Ao todo, a Conab vai adquirir 2,5 mil toneladas de leite em pó, volume equivalente a mais de 20 milhões de litros de leite integral. Pela primeira vez, o edital também incluiu leite em pó de cabra, ampliando o escopo da política e reconhecendo a diversidade produtiva da agricultura familiar brasileira. No total, 40 entidades fornecedoras foram habilitadas em sete estados.

O recorte regional da operação confirma o peso histórico do Sul na cadeia leiteira nacional. Além dos R$ 53 milhões destinados ao Rio Grande do Sul, Santa Catarina receberá R$ 12,5 milhões, enquanto o Paraná contará com pouco mais de R$ 11 milhões. Juntos, os três estados somam 72% do total de recursos da compra institucional de leite em pó, consolidando a região como eixo central da oferta nacional.

Outros estados também foram contemplados, de acordo com a capacidade de processamento e a necessidade de atendimento regional. São Paulo ficará com R$ 11,5 milhões; Alagoas, R$ 11 milhões; Goiás, R$ 4 milhões; e a Paraíba, R$ 3 milhões. Segundo a Conab, a distribuição busca equilibrar logística, produção local e demanda social, evitando concentração excessiva em poucas áreas.

De acordo com o diretor de Política Agrícola e Informações da Conab, Silvio Porto, a operação só foi possível graças à articulação entre diferentes áreas do governo federal. Ele destacou o papel do Congresso Nacional na aprovação de suplementação orçamentária para o Ministério do Desenvolvimento e Assistência Social, Família e Combate à Fome (MDS). Na avaliação do dirigente, trata-se de uma ação estruturante, que conecta política agrícola e política social.

O leite em pó adquirido será destinado principalmente à composição de cestas de alimentos distribuídas a famílias em situação de vulnerabilidade social, além de comunidades atingidas por enchentes e outros desastres climáticos. No caso do Rio Grande do Sul, ainda em processo de reconstrução após eventos extremos, a medida assume caráter estratégico tanto do ponto de vista social quanto econômico.

Especialistas do setor avaliam que a compra pública ajuda a reduzir a pressão sobre os estoques industriais e cria um piso de demanda em um momento de fragilidade do mercado. Ao garantir escoamento da produção, a operação contribui para evitar quedas abruptas nos preços pagos ao produtor, assegurando previsibilidade e continuidade da atividade em regiões onde o leite é base da economia rural.

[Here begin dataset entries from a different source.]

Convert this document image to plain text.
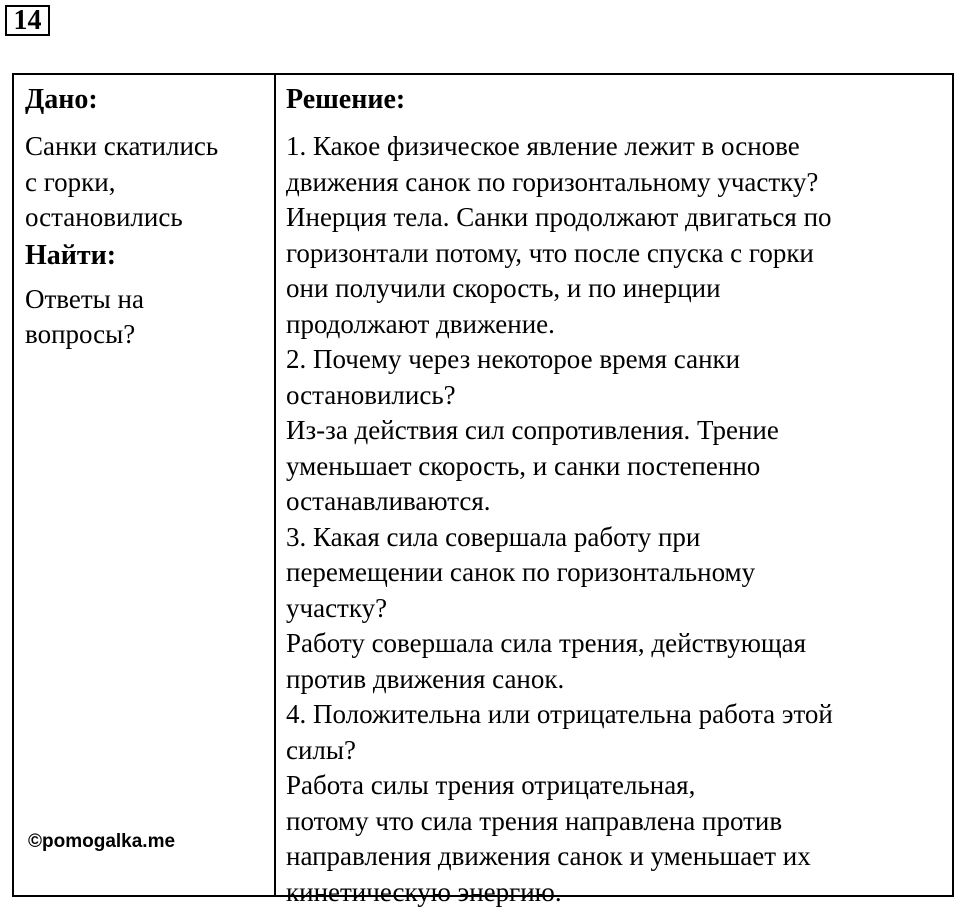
14
Дано:
Санки скатились
с горки,
остановились
Найти:
Ответы на
вопросы?
©pomogalka.me
Решение:
1. Какое физическое явление лежит в основе
движения санок по горизонтальному участку?
Инерция тела. Санки продолжают двигаться по
горизонтали потому, что после спуска с горки
они получили скорость, и по инерции
продолжают движение.
2. Почему через некоторое время санки
остановились?
Из-за действия сил сопротивления. Трение
уменьшает скорость, и санки постепенно
останавливаются.
3. Какая сила совершала работу при
перемещении санок по горизонтальному
участку?
Работу совершала сила трения, действующая
против движения санок.
4. Положительна или отрицательна работа этой
силы?
Работа силы трения отрицательная,
потому что сила трения направлена против
направления движения санок и уменьшает их
кинетическую энергию.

Outro ponto destacado é o fortalecimento das cooperativas e associações da agricultura familiar. Ao priorizar esse modelo, a Conab direciona os recursos diretamente a quem produz, estimulando a organização coletiva, a agregação de valor e o desenvolvimento regional. Na prática, o leite em pó passa a funcionar como instrumento de política pública, conectando renda no campo, abastecimento urbano e segurança alimentar.

Para analistas, a iniciativa também sinaliza uma retomada do papel do Estado como indutor de equilíbrio em cadeias sensíveis, como a do leite. Em um cenário marcado por volatilidade climática, custos elevados e desafios logísticos, a compra institucional surge como uma ferramenta de estabilização, com impacto que vai além do curto prazo.